Turkey creates a massive bridge connecting Europe and Asia

A massive suspension bridge was inaugurated Friday by the president of Turkey,

Turkey creates a massive bridge connecting Europe and Asia

South Korea's Prime Minister and other officials. It crosses the Dardanelles Strait and connects the Asian and European shores of the important waterway.

Turkish President Recep Tayyip Erdan said that the "1915 Canakkale Bridge" has a span of 2,023 meters (6,637 feet), which makes it the longest suspension bridge in the world.

It connects Gelibolu on Turkey's European side with Lapseki, on the Asian side. According to the president, travelers can cross the Dardanelles in six minutes instead of the 1 1/2 hour ferry ride.

Erdogan stated during the inauguration ceremony that Turkey had overtaken Japan as the longest bridge in the world, in terms of its midspan.

The inauguration coincided with the 107th anniversary Turkey's World War I naval win over a combined British and French fleet attacking Dardanelles. After the failed naval campaign, the allies of Britain and France with troops from Australia or New Zealand made the disastrous 1915 landings at Gallipoli.

In reference to the Canakkale's historical battlefields, Kim Boo-kyum, South Korean Prime Minister, stated that the 1915 Canakkale Bridge would leave behind a history of conflict and collision.

Kim stated that the bridge was built by a consortium of Turkish-South Korean companies and will strengthen the bonds between Turkey, South Korea and each other.

Erdogan stated that the "1915 Canakkale Bridge" was built at a cost of 2.5 billion euros ($2.7billion). However, Turkey will be able to save 415 million euros per year through a reduction in fuel consumption and carbon emission. The bridge's cost will be 200 Turkish Lira ($13.60).

The architecture of the bridge is rich in symbolism. Erdogan stated that the bridge's central span, which measures 2,023 meters (6.637 feet), is to commemorate 2023, the year Turkey marks the centenary since the fall of the Ottoman Empire.

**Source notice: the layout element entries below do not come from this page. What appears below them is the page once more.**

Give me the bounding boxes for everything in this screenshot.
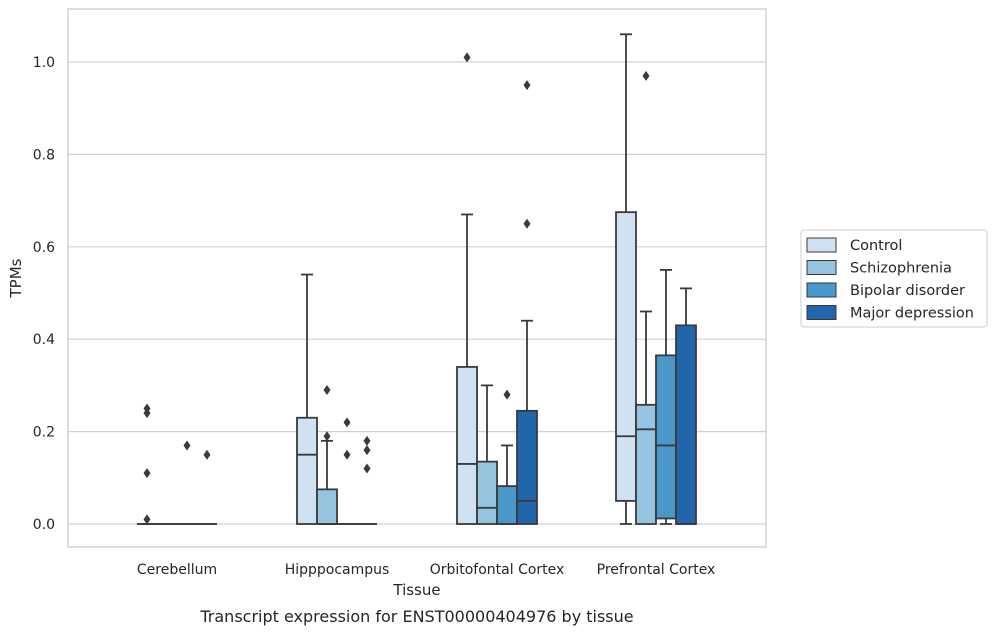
y-tick-label: 0.8 xyxy=(33,147,55,163)
box-iqr xyxy=(296,416,318,525)
x-axis-title: Tissue xyxy=(392,581,440,599)
y-tick-label: 1.0 xyxy=(33,55,55,71)
box-iqr xyxy=(316,488,338,525)
legend-swatch xyxy=(806,305,837,320)
box-schizophrenia xyxy=(316,385,338,525)
legend-label: Bipolar disorder xyxy=(850,283,965,299)
outlier-point xyxy=(463,52,471,63)
outlier-point xyxy=(343,449,351,460)
plot-frame xyxy=(67,8,767,548)
box-iqr xyxy=(675,324,697,525)
box-bipolar-disorder xyxy=(496,389,518,525)
y-tick-label: 0.6 xyxy=(33,240,55,256)
box-iqr xyxy=(615,211,637,502)
outlier-point xyxy=(323,385,331,396)
outlier-point xyxy=(523,80,531,91)
y-tick-label: 0.0 xyxy=(33,517,55,533)
box-schizophrenia xyxy=(476,384,498,525)
legend: Control Schizophrenia Bipolar disorder Majo… xyxy=(800,229,988,328)
box-bipolar-disorder xyxy=(655,268,677,525)
box-major-depression xyxy=(675,287,697,525)
box-major-depression xyxy=(357,435,377,525)
outlier-point xyxy=(363,435,371,446)
box-iqr xyxy=(456,366,478,525)
box-iqr xyxy=(635,403,657,525)
box-iqr xyxy=(655,354,677,520)
legend-label: Major depression xyxy=(850,306,974,322)
outlier-point xyxy=(203,449,211,460)
outlier-point xyxy=(143,468,151,479)
y-tick-label: 0.4 xyxy=(33,332,55,348)
box-iqr xyxy=(496,485,518,525)
chart-caption: Transcript expression for ENST0000040497… xyxy=(199,607,633,626)
x-tick-label: Cerebellum xyxy=(137,562,217,578)
y-axis-title: TPMs xyxy=(7,258,25,298)
x-axis-ticks: Cerebellum Hipppocampus Orbitofontal Corte… xyxy=(137,562,715,578)
x-tick-label: Hipppocampus xyxy=(285,562,390,578)
box-major-depression xyxy=(516,80,538,525)
box-control xyxy=(296,273,318,525)
outlier-point xyxy=(642,70,650,81)
box-control xyxy=(615,33,637,525)
outlier-point xyxy=(323,431,331,442)
legend-frame xyxy=(800,229,988,328)
legend-label: Schizophrenia xyxy=(850,261,952,277)
outlier-point xyxy=(363,445,371,456)
legend-swatch xyxy=(806,237,837,253)
box-schizophrenia xyxy=(635,70,657,525)
box-major-depression xyxy=(197,449,217,525)
legend-swatch xyxy=(806,260,837,275)
outlier-point xyxy=(363,463,371,474)
legend-swatch xyxy=(806,282,837,298)
box-plots xyxy=(137,33,697,525)
box-iqr xyxy=(516,409,538,525)
outlier-point xyxy=(143,403,151,414)
outlier-point xyxy=(183,440,191,451)
box-bipolar-disorder xyxy=(177,440,197,525)
x-tick-label: Orbitofontal Cortex xyxy=(430,562,565,578)
legend-label: Control xyxy=(850,238,902,254)
y-tick-label: 0.2 xyxy=(33,425,55,441)
outlier-point xyxy=(343,417,351,428)
outlier-point xyxy=(143,514,151,525)
x-tick-label: Prefrontal Cortex xyxy=(597,562,716,578)
box-control xyxy=(456,52,478,525)
box-iqr xyxy=(476,460,498,525)
outlier-point xyxy=(523,218,531,229)
outlier-point xyxy=(503,389,511,400)
box-control xyxy=(137,403,157,525)
y-axis-ticks: 0.0 0.2 0.4 0.6 0.8 1.0 xyxy=(33,55,55,533)
box-bipolar-disorder xyxy=(337,417,357,525)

The bridge's towers are 318m (1,043ft) high -- an allusion to March 18, or 3/18, when Turkey remembers the Gallipoli land and sea battles.

The World War I Gallipoli campaign was designed to secure a route for naval vessels from the Mediterranean Sea through the Dardanelles to Istanbul, and to extricate the Ottoman Empire from the conflict. The Gallipoli landings on April 25, 1915 marked the beginning of a long battle that lasted eight months. The fighting saw the deaths of around 44,000 Allied soldiers and 86,000 Ottoman soldiers.